Les proches de retraités vivant dans des établissements médico-sociaux (EMS) s’imaginent que leurs parents ou grands-parents sont bien encadrés 24 heures sur 24. Les données obtenues par Bon à Savoir démontrent le contraire. Notre magazine a analysé les plans de travail de 320 de ces établissements en Suisse, soit une institution sur cinq dans le pays. Conclusion: les soignants passent, en moyenne, 36% de leur temps de travail derrière l’écran, pour des tâches administratives. Soit 69 minutes par journée de travail prostrés sur l’ordinateur pour chaque pensionnaire à prendre en charge.
L’enquête s’appuie sur des données étalées sur dix ans. Elles proviennent du logiciel Curatime, qui a saisi les étapes des journées de travail de plus de 23 700 salariés et salariées. Les 320 EMS en question ont équipé, depuis 2013, leur personnel soignant d’un scanner deux semaines par année. Les employés devaient chaque fois scanner un code-barre, lorsqu’ils passaient d’une activité à l’autre. Ce qui dresse un tableau précis de leur quotidien professionnel.
Tâches administratives en hausse
L’augmentation du travail de bureau dans les EMS n’est pas seulement insatisfaisante pour les résidents, mais aussi pour le personnel soignant. «Nombre d’employés, parmi lesquels on compte une majorité de femmes, disent ressentir une perte de sens dans leur vie professionnelle: ces personnes passent des heures derrière l’écran, alors qu’elles ont été formées dans l’idée d’un travail relationnel et de terrain», rapporte Clara Barrelet, du Syndicat interprofessionnel de travailleuses et travailleurs (SIT). Ce temps consacré à l’ordinateur est devenu un facteur de démission parmi d’autres, s’ajoutant aux problèmes de gestion du personnel ou aux conditions de travail pénibles dans le secteur.
Curaviva, l’Association de branche des prestataires de services pour les personnes âgées, dénonçait en 2012 déjà une «hausse des tâches administratives dans les institutions de soins». Depuis, les heures passées derrière l’écran n’ont cessé d’augmenter: interrogée, la faîtière assure que «les tâches administratives prennent encore et toujours plus d’ampleur, et que les témoignages récoltés auprès du personnel soignant abondent en ce sens».

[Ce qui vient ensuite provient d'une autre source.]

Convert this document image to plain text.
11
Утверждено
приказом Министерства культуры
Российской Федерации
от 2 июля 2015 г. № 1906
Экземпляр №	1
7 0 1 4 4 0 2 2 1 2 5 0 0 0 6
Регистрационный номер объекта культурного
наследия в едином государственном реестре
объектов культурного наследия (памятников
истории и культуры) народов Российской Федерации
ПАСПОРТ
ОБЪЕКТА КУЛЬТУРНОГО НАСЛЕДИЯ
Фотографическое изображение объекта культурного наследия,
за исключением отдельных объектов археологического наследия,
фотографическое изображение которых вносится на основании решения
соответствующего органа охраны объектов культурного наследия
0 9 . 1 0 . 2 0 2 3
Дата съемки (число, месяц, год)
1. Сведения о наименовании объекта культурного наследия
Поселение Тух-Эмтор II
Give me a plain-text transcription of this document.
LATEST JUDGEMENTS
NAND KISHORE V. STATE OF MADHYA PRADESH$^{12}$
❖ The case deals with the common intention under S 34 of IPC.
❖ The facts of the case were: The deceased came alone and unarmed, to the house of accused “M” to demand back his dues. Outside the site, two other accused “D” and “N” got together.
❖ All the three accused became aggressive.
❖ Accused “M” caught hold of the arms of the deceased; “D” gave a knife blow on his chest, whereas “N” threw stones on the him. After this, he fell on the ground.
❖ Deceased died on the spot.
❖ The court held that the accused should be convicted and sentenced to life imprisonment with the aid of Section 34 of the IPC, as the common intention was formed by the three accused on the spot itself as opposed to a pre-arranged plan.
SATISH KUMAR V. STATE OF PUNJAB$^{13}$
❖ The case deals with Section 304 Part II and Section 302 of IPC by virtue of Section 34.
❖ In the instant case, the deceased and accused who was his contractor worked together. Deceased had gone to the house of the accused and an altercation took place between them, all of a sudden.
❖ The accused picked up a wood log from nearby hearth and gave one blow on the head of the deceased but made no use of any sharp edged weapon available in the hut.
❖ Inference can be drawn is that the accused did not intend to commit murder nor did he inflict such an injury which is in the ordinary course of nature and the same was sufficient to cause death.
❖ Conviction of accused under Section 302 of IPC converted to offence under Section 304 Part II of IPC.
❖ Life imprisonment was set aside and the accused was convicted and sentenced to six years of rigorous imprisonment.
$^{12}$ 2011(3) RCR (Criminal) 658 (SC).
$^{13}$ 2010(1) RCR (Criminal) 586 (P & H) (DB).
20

Directeur de MicroMED qui développe le logiciel Curatime, Thomas Bächinger est d’avis que les autorités et les caisses maladie ont leurs responsabilités dans la bureaucratisation du quotidien des soignants en EMS. «Les établissements de soins doivent justifier leurs coûts de manière extrêmement détaillée auprès des assureurs et des pouvoirs publics», explique-t-il. L’Office fédéral de la santé publique (OFSP) n’a pas commenté ces affirmations, n’ayant jamais eu connaissance auparavant des données issues de Curatime.
Moins au chevet des seniors
Les soignants, eux, comprennent en général cette exigence de traçabilité des actes pour répondre aux besoins des assureurs et des autorités, poursuit Clara Barrelet, du SIT. Ils regrettent devoir passer ce temps sur l’ordinateur au détriment des résidents des maisons de retraite. D’autant que des personnes âgées leur confient régulièrement se sentir isolées ou délaissées. Pour le personnel, le seul moyen de supporter la hausse du travail administratif sans que les résidents n’en pâtissent serait d’augmenter les effectifs en EMS.